Coverage limitations

-Common exclusions: war, self-inflicted injuries &chemical or alcohol dependency.


-may also exclude coverage for mental illness that is not organically based.


-In the past, policies did not cover senile dementia, Alzheimer's disease or Parkinson's disease. Virtually all LTC policies now cover these conditions &all other mental illnesses that can be demonstrated as organically based.

Regulations

-NAIC (National Association of Insurance Commissioners) wrote model legislation that has been adopted in many states.


-LTC Insurance Model Act specifies min standards products must meet to be considered LTC insurance.


-as with all insurance products, regulated at state level &financial planner will need to read specific provisions relating to where the client is located.

Long-Term Care Insurance Model Act

Includes the following major provisions:


1. Insurers must provide an outline of coverage &summarize features of policy.


2. contain following min standards:


-individual policy-owners must have a 30-day "free-look" period (policy can be canceled & premiums returned for any reason)


-Waivers denying coverage for specific health conditions are prohibited.


-Insurers may not offer substantially greater benefits for skilled nursing care than for intermediate or custodial care.


-Insurers must have a min loss ratio of 60% on their LTCI policies.Policies must be guaranteed renewable, although state ins commissioners may allow cancellation under limited circumstances.


-Coverage for Alzheimer’s disease must be included.


-Inflation-protection option must be offered.


-Policies must be incontestable for misrepresentation after 2 years.


-Policies may not be cancelled for non-payment of premium w/o insurer providing 30-day written warning sent to the insured &person designated by the insured. (to avoid a mentally impaired forgetting to pay premium.)

Key elements in choosing LT care policy

Financial Strength


Average daily benefit


Inflation protection


Comprehensive coverage


Claims


Stable premiums

Tax Treatment

To be tax-qualified, a policy must:


-Be guaranteed renewable


-Not provide a cash value for any reason other than upon full surrender or death of insured


-Other than at full surrender or death, any dividends or refund may only be used to reduce future premiums or increase future benefits.


-Generally, policies must not pay for services that would be covered by Medicare, unless Medicare is specified as a secondary payer.

Tax Treatment cont'd

-In general, benefits received are excluded from taxable income.
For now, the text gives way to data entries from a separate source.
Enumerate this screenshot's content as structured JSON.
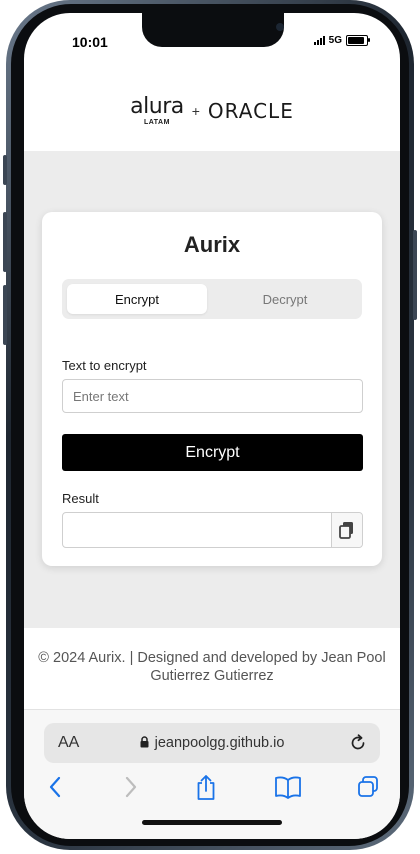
{
  "status_bar": {
    "time": "10:01",
    "network": "5G"
  },
  "header": {
    "brand_primary": "alura",
    "brand_primary_sub": "LATAM",
    "separator": "+",
    "brand_secondary": "ORACLE"
  },
  "card": {
    "title": "Aurix",
    "tabs": [
      {
        "label": "Encrypt",
        "active": true
      },
      {
        "label": "Decrypt",
        "active": false
      }
    ],
    "input_label": "Text to encrypt",
    "input_placeholder": "Enter text",
    "input_value": "",
    "action_button": "Encrypt",
    "result_label": "Result",
    "result_value": ""
  },
  "footer": {
    "text": "© 2024 Aurix. | Designed and developed by Jean Pool Gutierrez Gutierrez"
  },
  "browser": {
    "text_size_label": "AA",
    "url": "jeanpoolgg.github.io",
    "accent_color": "#1a73e8",
    "nav_icons": [
      "back-icon",
      "forward-icon",
      "share-icon",
      "bookmarks-icon",
      "tabs-icon"
    ]
  }
}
Insurers must report to the IRS amount of enefits paid out to recipient.


-Benefits paid by per diem-based policies to individuals are tax-free up to $380/day in 2015, & not taxable income as long as benefit payments above $380 per day do not exceed the actual cost of care for indemnity policies. This amount is indexed for inflation.
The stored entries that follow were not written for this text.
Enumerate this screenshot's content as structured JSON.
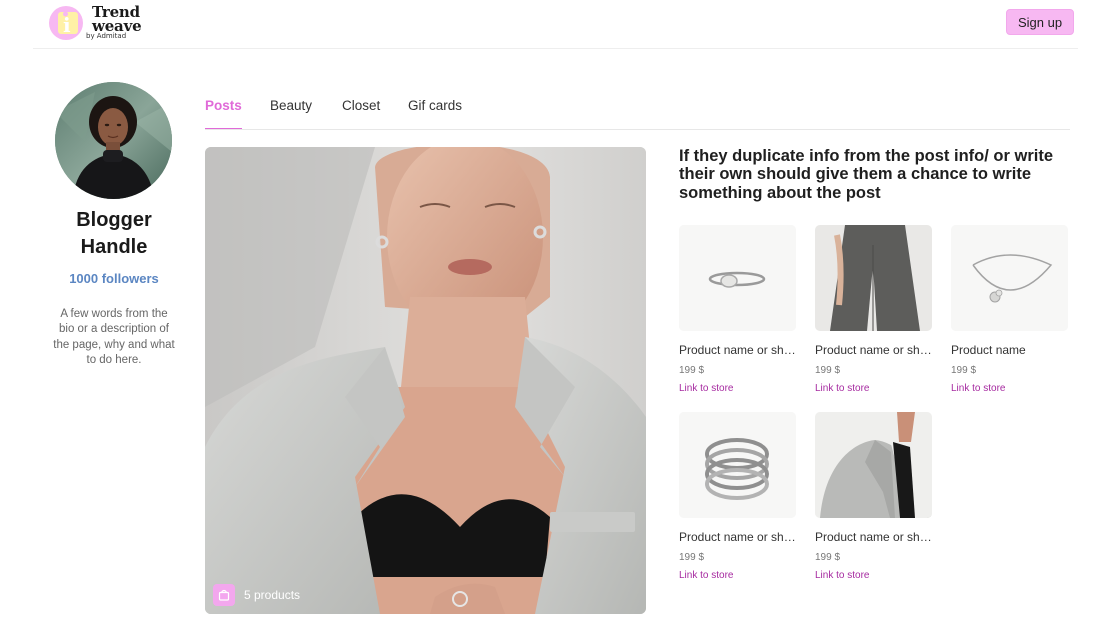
{
  "brand": {
    "name_line1": "Trend",
    "name_line2": "weave",
    "by": "by Admitad",
    "accent_color": "#f3a7ee"
  },
  "header": {
    "signup_label": "Sign up"
  },
  "profile": {
    "name": "Blogger Handle",
    "followers": "1000 followers",
    "bio": "A few words from the bio or a description of the page, why and what to do here."
  },
  "tabs": [
    {
      "label": "Posts",
      "active": true
    },
    {
      "label": "Beauty",
      "active": false
    },
    {
      "label": "Closet",
      "active": false
    },
    {
      "label": "Gif cards",
      "active": false
    }
  ],
  "post": {
    "products_count": "5 products",
    "description": "If they duplicate info from the post info/ or write their own should give them a chance to write something about the post",
    "bag_icon": "shopping-bag-icon"
  },
  "products": [
    {
      "name": "Product name or short description",
      "price": "199 $",
      "link": "Link to store",
      "image": "ring-icon"
    },
    {
      "name": "Product name or short description",
      "price": "199 $",
      "link": "Link to store",
      "image": "trousers-image"
    },
    {
      "name": "Product name",
      "price": "199 $",
      "link": "Link to store",
      "image": "necklace-icon"
    },
    {
      "name": "Product name or short description",
      "price": "199 $",
      "link": "Link to store",
      "image": "stacked-rings-icon"
    },
    {
      "name": "Product name or short description",
      "price": "199 $",
      "link": "Link to store",
      "image": "blazer-image"
    }
  ]
}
-Out-of-pocket spending for LTC services qualify as medical expense deductions subject to standard limitation of 7.5% of AGI (adjusted gross income).
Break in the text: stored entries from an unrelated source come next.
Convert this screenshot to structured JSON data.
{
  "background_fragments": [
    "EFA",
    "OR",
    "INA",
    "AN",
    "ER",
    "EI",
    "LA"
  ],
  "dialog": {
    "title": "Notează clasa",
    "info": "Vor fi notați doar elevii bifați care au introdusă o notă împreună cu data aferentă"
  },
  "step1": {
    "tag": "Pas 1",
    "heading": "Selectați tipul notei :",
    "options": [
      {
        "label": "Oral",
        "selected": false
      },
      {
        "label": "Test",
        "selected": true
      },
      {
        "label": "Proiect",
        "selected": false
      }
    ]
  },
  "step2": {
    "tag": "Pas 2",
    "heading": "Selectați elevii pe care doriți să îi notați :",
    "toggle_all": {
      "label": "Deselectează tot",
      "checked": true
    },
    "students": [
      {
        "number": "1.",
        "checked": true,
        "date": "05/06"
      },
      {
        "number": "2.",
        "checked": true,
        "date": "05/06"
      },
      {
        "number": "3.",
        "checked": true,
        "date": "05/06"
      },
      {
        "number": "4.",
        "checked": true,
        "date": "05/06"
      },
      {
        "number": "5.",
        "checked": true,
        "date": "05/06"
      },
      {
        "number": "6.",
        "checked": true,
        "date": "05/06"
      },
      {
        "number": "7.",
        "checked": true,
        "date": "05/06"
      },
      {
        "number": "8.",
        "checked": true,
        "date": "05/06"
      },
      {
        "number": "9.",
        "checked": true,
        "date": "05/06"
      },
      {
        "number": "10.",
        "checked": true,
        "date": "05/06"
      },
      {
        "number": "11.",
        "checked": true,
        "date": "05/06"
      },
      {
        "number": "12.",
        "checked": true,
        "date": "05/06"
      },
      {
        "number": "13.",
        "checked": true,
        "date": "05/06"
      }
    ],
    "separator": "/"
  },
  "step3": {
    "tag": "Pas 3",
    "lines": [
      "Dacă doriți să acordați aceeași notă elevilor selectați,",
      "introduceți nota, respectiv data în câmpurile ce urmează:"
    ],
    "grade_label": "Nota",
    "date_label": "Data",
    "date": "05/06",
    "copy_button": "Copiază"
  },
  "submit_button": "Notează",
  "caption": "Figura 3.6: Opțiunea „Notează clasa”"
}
-Expenditures for LTCI premiums that cover taxpayer, spouse &dependents also qualify as medical deductions to extent that total medical expenses, including LTC premium, exceeds 7.5% of AGI. However, there are limits on the premium deduction based on the taxpayer's age.


-Self-employed individuals who are sole proprietors can deduct 100% of their premiums from their income and&there is no 7.5% of AGI requirement.


-ER contributions to an EE's LTC premium are excluded from EE's income. Consequently, EE cannot take an income tax deduction for premiums paid.


-ER can deduct premiums paid for LTC coverage for EEs as an ordinary &necessary business expense. LTC coverage cannot be offered as part of an ERss cafeteria plan.